Lisboa, 25 de Abril de 1974: um exercício de memória contado na terceira pessoa
Na semana passada, quando nos sentámos para almoçar, surpreendi o meu Pai, 95 anos feitos em Março, ao pedir-lhe que olhasse mais uma vez para esta fotografia, tirada pelo Hans, o amigo alemão já falecido, e recordasse como e quando soubera que uma mudança profunda estava para acontecer na vida dos portugueses e na história do país.
O dia acordou abafado e cinzento. Às 8.30, quando saiu de casa para ir trabalhar como habitualmente, cruzou-se com o vizinho no patamar das escadas do prédio. “—Acabei de ouvir na rádio que a Baixa de Lisboa está a ser ocupada. Há tanques e militares armados por todo o lado! Se vai para lá, tome cuidado”. Recorda o aviso do vizinho.
Apressou-se para ir apanhar o metropolitano na estação de Entre Campos. Sentia uma enorme expectativa, porém, estranhou o ambiente de normalidade dentro da carruagem. Mas, à medida que subia as escadas de acesso à Praça dos Restauradores, uma multidão de vozes ressoava-lhe cada vez mais perto, cada vez mais alto. Algo se passava que não era como dantes. Recorda.

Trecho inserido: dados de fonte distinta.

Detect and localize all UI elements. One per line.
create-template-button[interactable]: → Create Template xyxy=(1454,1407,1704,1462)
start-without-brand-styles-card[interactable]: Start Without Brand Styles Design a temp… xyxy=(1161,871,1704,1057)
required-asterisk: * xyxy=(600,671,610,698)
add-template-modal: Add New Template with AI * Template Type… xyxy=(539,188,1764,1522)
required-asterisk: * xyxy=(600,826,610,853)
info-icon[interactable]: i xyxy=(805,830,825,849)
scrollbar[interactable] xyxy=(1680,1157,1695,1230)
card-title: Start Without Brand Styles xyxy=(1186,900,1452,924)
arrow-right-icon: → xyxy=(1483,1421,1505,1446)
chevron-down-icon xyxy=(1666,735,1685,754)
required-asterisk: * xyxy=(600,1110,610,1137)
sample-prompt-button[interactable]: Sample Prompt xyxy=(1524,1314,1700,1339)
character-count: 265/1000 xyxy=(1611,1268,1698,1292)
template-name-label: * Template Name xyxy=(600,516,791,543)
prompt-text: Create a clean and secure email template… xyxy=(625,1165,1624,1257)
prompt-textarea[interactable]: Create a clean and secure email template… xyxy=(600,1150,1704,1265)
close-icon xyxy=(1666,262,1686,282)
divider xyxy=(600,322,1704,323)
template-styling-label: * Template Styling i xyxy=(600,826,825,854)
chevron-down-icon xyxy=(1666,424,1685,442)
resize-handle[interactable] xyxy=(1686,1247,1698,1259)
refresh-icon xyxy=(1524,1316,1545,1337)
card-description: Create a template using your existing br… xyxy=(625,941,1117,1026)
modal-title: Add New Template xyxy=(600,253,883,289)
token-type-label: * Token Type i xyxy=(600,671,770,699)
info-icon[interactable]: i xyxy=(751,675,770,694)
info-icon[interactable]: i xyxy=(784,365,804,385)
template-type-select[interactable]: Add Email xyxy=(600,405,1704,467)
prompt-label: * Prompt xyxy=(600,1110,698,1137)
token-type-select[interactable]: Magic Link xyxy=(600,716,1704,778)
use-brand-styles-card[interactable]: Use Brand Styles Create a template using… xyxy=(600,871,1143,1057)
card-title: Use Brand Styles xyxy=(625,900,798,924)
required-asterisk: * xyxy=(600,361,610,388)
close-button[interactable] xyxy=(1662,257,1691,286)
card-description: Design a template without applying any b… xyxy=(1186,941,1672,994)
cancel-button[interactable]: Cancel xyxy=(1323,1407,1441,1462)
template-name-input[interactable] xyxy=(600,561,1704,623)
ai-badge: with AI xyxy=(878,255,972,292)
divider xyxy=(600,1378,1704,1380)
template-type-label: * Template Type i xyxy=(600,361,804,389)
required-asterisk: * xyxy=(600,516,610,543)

Apanhou o elevador da Glória para ir para o seu escritório– a fazer lembrar os livros de Chandler— situado no Chiado onde se estabelecera aos 30 anos por conta própria em import export. Passou-lhe à porta, mas não chegou a subir ao segundo andar. Foi dali directamente à Brasileira onde abraçou efusivamente os amigos “— Acabou-se a ditadura!” “– E agora, pá?” “– Então, agora é a democracia! E já não volta atrás.” Sentou-se no chão da Rua Garrett pela primeira vez, e única na sua vida, no meio da massa popular que enchia as ruas da Baixa.
Num pulo, foi para o escritório situado junto ao epicentro no Largo do Carmo. Na rua, os Capitães faziam História enquanto ele martelava nas teclas do telex a notícia do fim da ditadura traduzida em fitas perfuradas que enviou para Inglaterra e França. Abriu as portas a um grupo de militares que marcou posição estratégica da varanda com vista para o quartel e à amiga jornalista que fazia a cobertura para o Diário de Lisboa. Lá fora, o povo está unido. Recorda.
São disparados alguns tiros e ouve-se a voz de comando pelo megafone. Durante o compasso de espera tenso entre a GNR e o MFA o clima manteve-se pacífico até à rendição. Não houve resistência.
Entre a emoção e o lirismo as ruas encheram-se de cravos vermelhos, para sempre o símbolo da revolução.
“– Foi uma festa de liberdade plena. Não havia ainda apologia política”. Recorda.
O 25 de Abril foi esse instante. E a luta continua.